A new ISIS affiliate has been formed in the Horn of Africa — vowing to differ from Al-Shabaab by not keeping operations within the “prison” of al-Qaeda.
Jabha East Africa, without specifying, promises that their fighters will be ready to sow terror on new fronts.
And as Al-Shabaab has drawn recruits from America, that could potentially affect our home front.
There had been dissension with Somalia’s Al-Shabaab for some time about whether to remain allied to al-Qaeda or to follow the lead of Boko Haram and pledge allegiance to ISIS.
Just the act of crossing over to ISIS would mean expanding the group’s reach beyond Shabaab’s fairly tight focus of establishing strict Sharia rule in Somalia. The government and allied African forces have pushed Shabaab’s control out of the cities and into rural areas.
It’s not the only place on the map where ISIS is trying to flip al-Qaeda chapters — there are pitched battles in Afghanistan and Bangladesh, whether physical brawls or wars of words, between the terror outlets. ISIS wins over recruits who like Abu Bakr al-Baghdadi’s message of expanding the caliphate ASAP by any means possible.
The Jabha East Africa statement begins by pledging allegiance to al-Baghdadi, recognizing him as “the rightful Khalifa [caliph] of all Muslims.”
“We pledge our obedience to him in times of ease and hardship, and Allah is witness to our pledge.”
The group called on Al-Shabaab members and associated groups to leave and come join their new ISIS affiliate.

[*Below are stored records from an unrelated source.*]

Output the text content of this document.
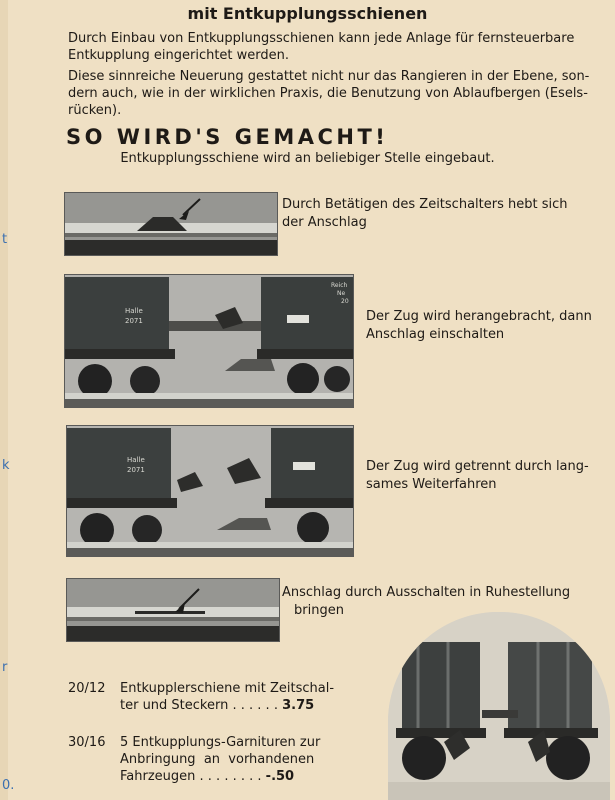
t
k
r
0.
mit Entkupplungsschienen
Durch Einbau von Entkupplungsschienen kann jede Anlage für fernsteuerbare
Entkupplung eingerichtet werden.
Diese sinnreiche Neuerung gestattet nicht nur das Rangieren in der Ebene, son-
dern auch, wie in der wirklichen Praxis, die Benutzung von Ablaufbergen (Esels-
rücken).
SO WIRD'S GEMACHT!
Entkupplungsschiene wird an beliebiger Stelle eingebaut.
Durch Betätigen des Zeitschalters hebt sich
der Anschlag
Halle
2071
Reich
Ne
20
Der Zug wird herangebracht, dann
Anschlag einschalten
Halle
2071	Der Zug wird getrennt durch lang-
sames Weiterfahren
Anschlag durch Ausschalten in Ruhestellung
bringen
20/12 Entkupplerschiene mit Zeitschal-
ter und Steckern . . . . . . 3.75
30/16 5 Entkupplungs-Garnituren zur
Anbringung  an  vorhandenen
Fahrzeugen . . . . . . . . -.50
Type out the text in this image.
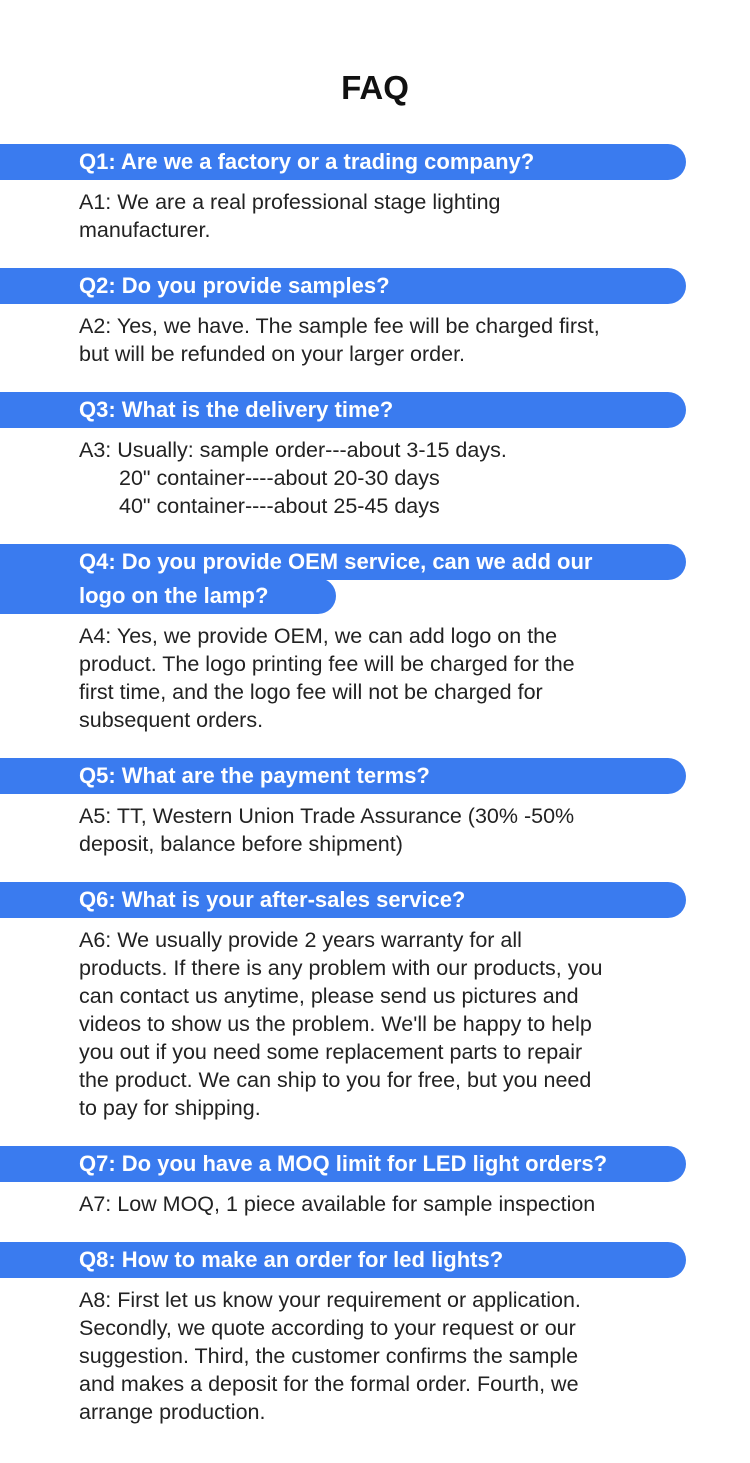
FAQ
Q1: Are we a factory or a trading company?
A1: We are a real professional stage lighting
manufacturer.
Q2: Do you provide samples?
A2: Yes, we have. The sample fee will be charged first,
but will be refunded on your larger order.
Q3: What is the delivery time?
A3: Usually: sample order---about 3-15 days.
20" container----about 20-30 days
40" container----about 25-45 days
Q4: Do you provide OEM service, can we add our
logo on the lamp?
A4: Yes, we provide OEM, we can add logo on the
product. The logo printing fee will be charged for the
first time, and the logo fee will not be charged for
subsequent orders.
Q5: What are the payment terms?
A5: TT, Western Union Trade Assurance (30% -50%
deposit, balance before shipment)
Q6: What is your after-sales service?
A6: We usually provide 2 years warranty for all
products. If there is any problem with our products, you
can contact us anytime, please send us pictures and
videos to show us the problem. We'll be happy to help
you out if you need some replacement parts to repair
the product. We can ship to you for free, but you need
to pay for shipping.
Q7: Do you have a MOQ limit for LED light orders?
A7: Low MOQ, 1 piece available for sample inspection
Q8: How to make an order for led lights?
A8: First let us know your requirement or application.
Secondly, we quote according to your request or our
suggestion. Third, the customer confirms the sample
and makes a deposit for the formal order. Fourth, we
arrange production.
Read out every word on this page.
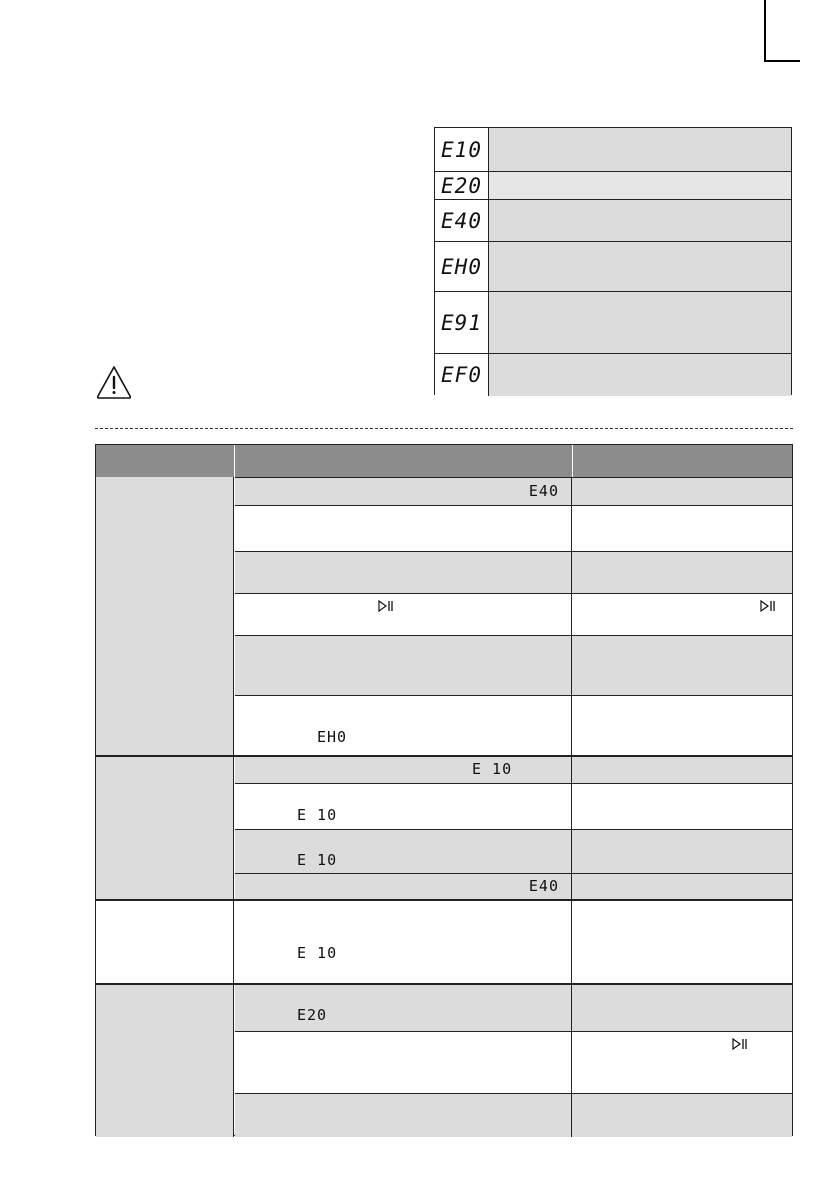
E10
E20
E40
EH0
E91
EF0
E40
EH0
E 10
E 10
E 10
E40
E 10
E20
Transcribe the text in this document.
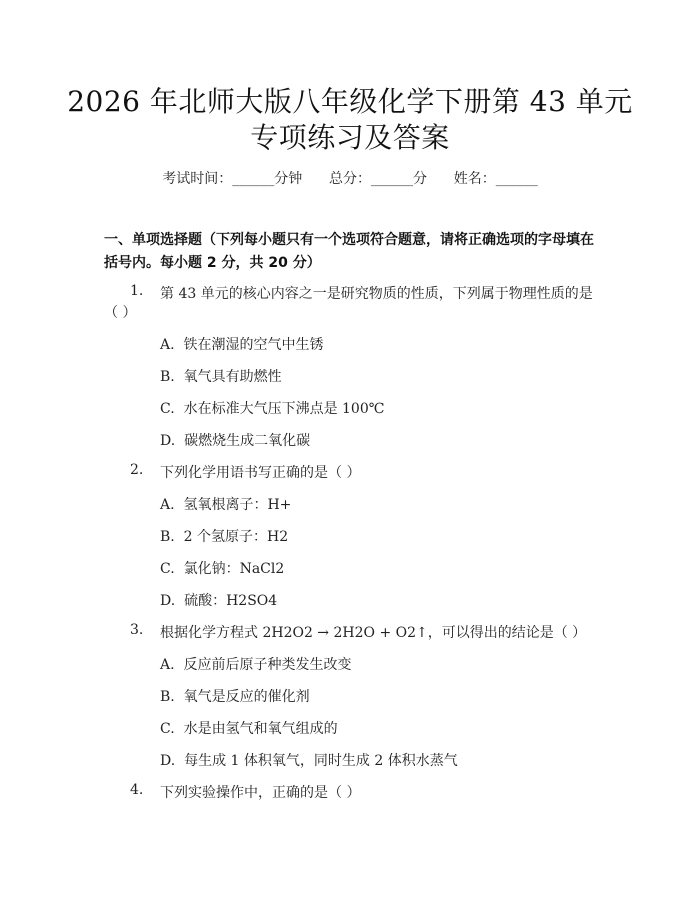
2026 年北师大版八年级化学下册第 43 单元
专项练习及答案
考试时间：______分钟      总分：______分      姓名：______
一、单项选择题（下列每小题只有一个选项符合题意，请将正确选项的字母填在括号内。每小题 2 分，共 20 分）
1. 第 43 单元的核心内容之一是研究物质的性质，下列属于物理性质的是
（ ）
A.  铁在潮湿的空气中生锈
B.  氧气具有助燃性
C.  水在标准大气压下沸点是 100℃
D.  碳燃烧生成二氧化碳
2. 下列化学用语书写正确的是（ ）
A.  氢氧根离子：H+
B.  2 个氢原子：H2
C.  氯化钠：NaCl2
D.  硫酸：H2SO4
3. 根据化学方程式 2H2O2 → 2H2O + O2↑，可以得出的结论是（ ）
A.  反应前后原子种类发生改变
B.  氧气是反应的催化剂
C.  水是由氢气和氧气组成的
D.  每生成 1 体积氧气，同时生成 2 体积水蒸气
4. 下列实验操作中，正确的是（ ）
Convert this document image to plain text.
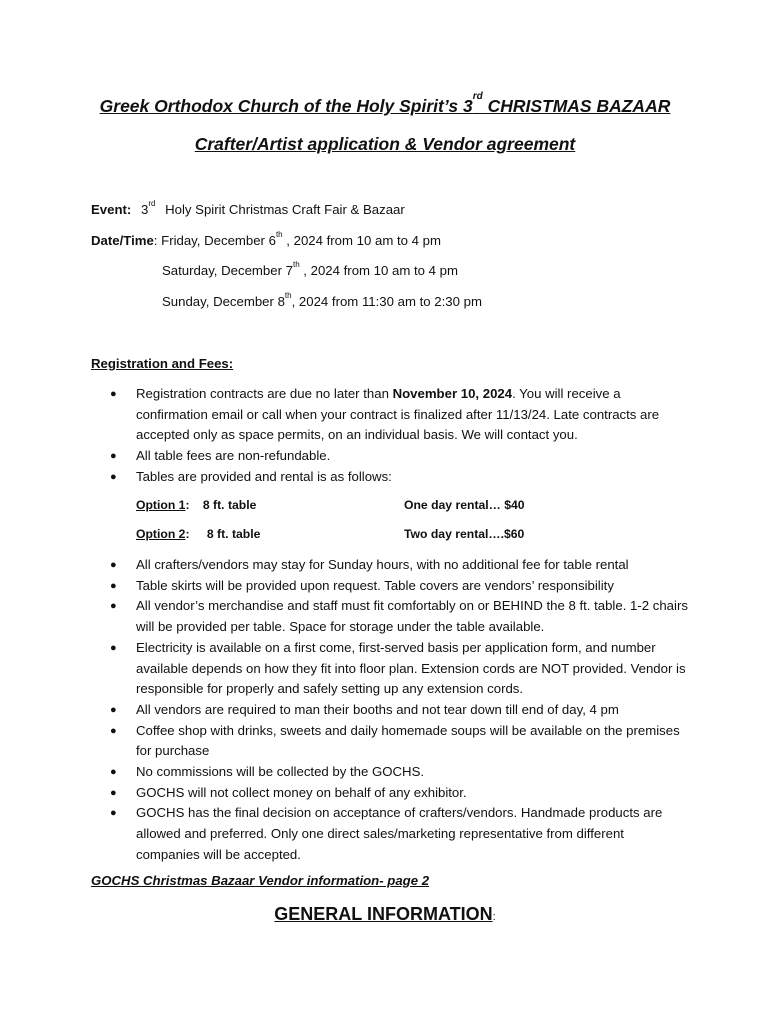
Greek Orthodox Church of the Holy Spirit’s 3rd CHRISTMAS BAZAAR
Crafter/Artist application & Vendor agreement
Event: 3rd Holy Spirit Christmas Craft Fair & Bazaar
Date/Time: Friday, December 6th , 2024 from 10 am to 4 pm
Saturday, December 7th , 2024 from 10 am to 4 pm
Sunday, December 8th, 2024 from 11:30 am to 2:30 pm
Registration and Fees:
● Registration contracts are due no later than November 10, 2024. You will receive a confirmation email or call when your contract is finalized after 11/13/24. Late contracts are accepted only as space permits, on an individual basis. We will contact you.
● All table fees are non-refundable.
● Tables are provided and rental is as follows:
Option 1: 8 ft. table	One day rental… $40
Option 2: 8 ft. table	Two day rental….$60
● All crafters/vendors may stay for Sunday hours, with no additional fee for table rental
● Table skirts will be provided upon request. Table covers are vendors’ responsibility
● All vendor’s merchandise and staff must fit comfortably on or BEHIND the 8 ft. table. 1-2 chairs will be provided per table. Space for storage under the table available.
● Electricity is available on a first come, first-served basis per application form, and number available depends on how they fit into floor plan. Extension cords are NOT provided. Vendor is responsible for properly and safely setting up any extension cords.
● All vendors are required to man their booths and not tear down till end of day, 4 pm
● Coffee shop with drinks, sweets and daily homemade soups will be available on the premises for purchase
● No commissions will be collected by the GOCHS.
● GOCHS will not collect money on behalf of any exhibitor.
● GOCHS has the final decision on acceptance of crafters/vendors. Handmade products are allowed and preferred. Only one direct sales/marketing representative from different companies will be accepted.
GOCHS Christmas Bazaar Vendor information- page 2
GENERAL INFORMATION:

“Sadly, Al-Shabaab has forgotten the resolve needed to work for the establishment of the rule of Allah,” they said. “Many Kenyans, Tanzanians and Ugandan Mujahideen have been accused without evidence of working against Islam and the Mujahideen. Many have been detained for accepting the declaration of the Khalifah [caliphate].”
They added that many jihadists “carry the sword of Al-Shabaab with fear,” while their message is “Al-Shabaab has now become a psychological and physical prison.”
The ISIS pledge, Jabha East Africa said, “is freedom for the Mujahideen” to “wage jihad according to the Sunnah [Mohammad’s teachings] against the enemies of Allah.”
The announcement of the terror group was made “on behalf of all the East Africans in Al-Shabaab and those that seek to open up new fronts.”
The English-language statement, released on a new Twitter account — Al-Shabaab releases most of its media in Somali or Arabic — could indicate Jabha East Africa’s reach-out to a wider swath of recruits.
“All Mujahideen must accept the Khalifah,” they tweeted.
At least 50 U.S. citizens or permanent residents have joined or attempted to join Al-Shabaab since 2007. A video released last summer showed white fighters mingled with the group who could have been American, European or even Chechen.
The majority of Americans who have trained with Al-Shabaab were radicalized via Internet and person-to-person contact in the U.S., particularly in Minneapolis.
And while Al-Shabaab hasn’t carried through on its threat to attack the Mall of America, they’ve still had reach. In December, Mohamed Abdullahi Hassan of Minnesota, who goes by Miski, was picked up in Somalia. He claimed he’d left his job in Al-Shabaab’s media and preaching departments, but was prolific on social media, including encouraging an attack on the Muhammad cartoon contest in Garland, Texas, just 10 days before the event.
Early this year, Al-Shabaab produced a nearly hourlong video featuring video of Donald Trump in their appeal to convince Western Muslims to wage jihad. Soon afterward, Shabaab released another video with ISIS-style threats: “To the kuffar, we say, we are on our way coming for you. We will hunt you down in your own lands. We will not let you live in peace and you will know that we are the lions of war. We are a nation that loves death just like you love living. You strive day in, day out to fill your bank accounts but we on the other hand want our accounts to be in Jannah [paradise]. We are ready to sacrifice ourselves fully.”
The new ISIS affiliate and its eagerness to open new fronts may draw recruits ready to carry out on those threats.
ISIS is relying more and more on a bloom-where-you’re-planted strategy that encourages jihadists to conduct terror operations in their home countries where they know the people, the culture and language, and are less likely to arouse suspicion.